Due to that detaching roolet_prog from netdev will stop the flow of packets
into fw1.o, but refcnt of rootlet_prog will not go to zero, so it will stay in
memory until both fw1.o and fw2.o detach from rootlet.o.

> What about attaching a third program? Would that work by recursion (as
> above, but with the old proglet as old_fd), or should the library build
> a whole new sequence from the component programs?

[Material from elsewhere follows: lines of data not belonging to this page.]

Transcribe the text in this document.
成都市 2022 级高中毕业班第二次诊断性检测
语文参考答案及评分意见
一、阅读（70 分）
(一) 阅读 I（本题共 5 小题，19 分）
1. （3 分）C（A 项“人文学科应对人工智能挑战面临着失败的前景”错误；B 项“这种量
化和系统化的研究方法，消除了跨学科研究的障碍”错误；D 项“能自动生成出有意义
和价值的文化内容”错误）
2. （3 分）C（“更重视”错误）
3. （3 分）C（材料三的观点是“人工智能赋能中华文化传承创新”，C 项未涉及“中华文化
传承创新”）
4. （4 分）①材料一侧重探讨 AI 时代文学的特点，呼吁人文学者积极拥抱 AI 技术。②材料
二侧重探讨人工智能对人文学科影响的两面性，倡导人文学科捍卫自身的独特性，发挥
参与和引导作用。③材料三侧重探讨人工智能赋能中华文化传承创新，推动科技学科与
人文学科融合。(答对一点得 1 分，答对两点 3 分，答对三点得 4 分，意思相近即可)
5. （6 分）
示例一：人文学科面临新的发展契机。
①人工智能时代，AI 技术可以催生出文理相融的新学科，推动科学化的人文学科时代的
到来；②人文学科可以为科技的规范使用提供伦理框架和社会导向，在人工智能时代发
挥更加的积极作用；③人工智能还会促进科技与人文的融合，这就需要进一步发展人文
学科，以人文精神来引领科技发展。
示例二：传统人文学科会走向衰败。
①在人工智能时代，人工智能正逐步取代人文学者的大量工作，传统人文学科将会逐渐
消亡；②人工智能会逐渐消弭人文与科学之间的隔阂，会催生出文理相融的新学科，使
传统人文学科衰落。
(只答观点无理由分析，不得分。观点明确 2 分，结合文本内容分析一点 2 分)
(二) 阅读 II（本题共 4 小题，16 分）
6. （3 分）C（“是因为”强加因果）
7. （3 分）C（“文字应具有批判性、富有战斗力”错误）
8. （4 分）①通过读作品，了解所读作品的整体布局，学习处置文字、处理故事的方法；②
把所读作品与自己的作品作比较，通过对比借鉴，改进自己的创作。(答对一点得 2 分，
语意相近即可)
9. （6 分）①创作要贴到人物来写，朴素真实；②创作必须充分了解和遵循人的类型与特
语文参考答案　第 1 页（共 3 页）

This choice is up to libxdp.so. It can have a number of placeholders
ready to be replaced by new progs. Or it can re-generate rootlet.o
every time new fwX.o comes along. Short term I would start development
with auto-generated roolet.o and static linking done by libbpf
while the policy and roolet are done by libxdp.so, since this work
doesn't depend on any kernel changes. Long term auto-generation
can stay in libxdp.so if it turns out to be sufficient.

> Finally, what happens if someone where to try to attach a retprobe to
> one of the component programs? Could it be possible to do that even
> while program is being run from proglet dispatch? That way we can still
> debug an individual XDP program even though it's run as part of a chain.

Right. The fentry/fexit tracing is orthogonal to static/dynamic linking.
It will be available for all prog types after trampoline patches land.
See fexit_bpf2bpf.c example in the last 18/18 patch.
We will be able to debug XDP program regardless whether it's a rootlet
or a subprogram. Doesn't matter whether linking was static or dynamic.
With fentry/fexit we will be able to do different stats too.
Right now bpf program stats are limited to cycles and I resisted a lot
of pressure to add more hard coded stats. With fentry/fexit we can
collect arbitrary counters per program. Like number of L1-cache misses
or number of TLB misses in a given XDP prog.

> Sounds reasonable. Any reason libxdp.so couldn't be part of libbpf?

libxdp.so is a policy specifier while libbpf is a tool. It makes more sense for
them to be separate. libbpf has strong api compatibility guarantees. While I
don't think anyone knows at this point how libxdp api should look and it will
take some time for it to mature.

> 
> > If in the future we figure out how to do two load-balancers libxdp.so
> > will be able to accommodate that new policy.
> 
> Yeah, it would be cool if we could move things across CPUs; like with
> cpumap, but executing another XDP program on the target CPU.

You mean like different load balancers for different nic rx queues?
Hmm. I guess that's possible. Another reason to keep libxdp policy
flexible at early stages of development.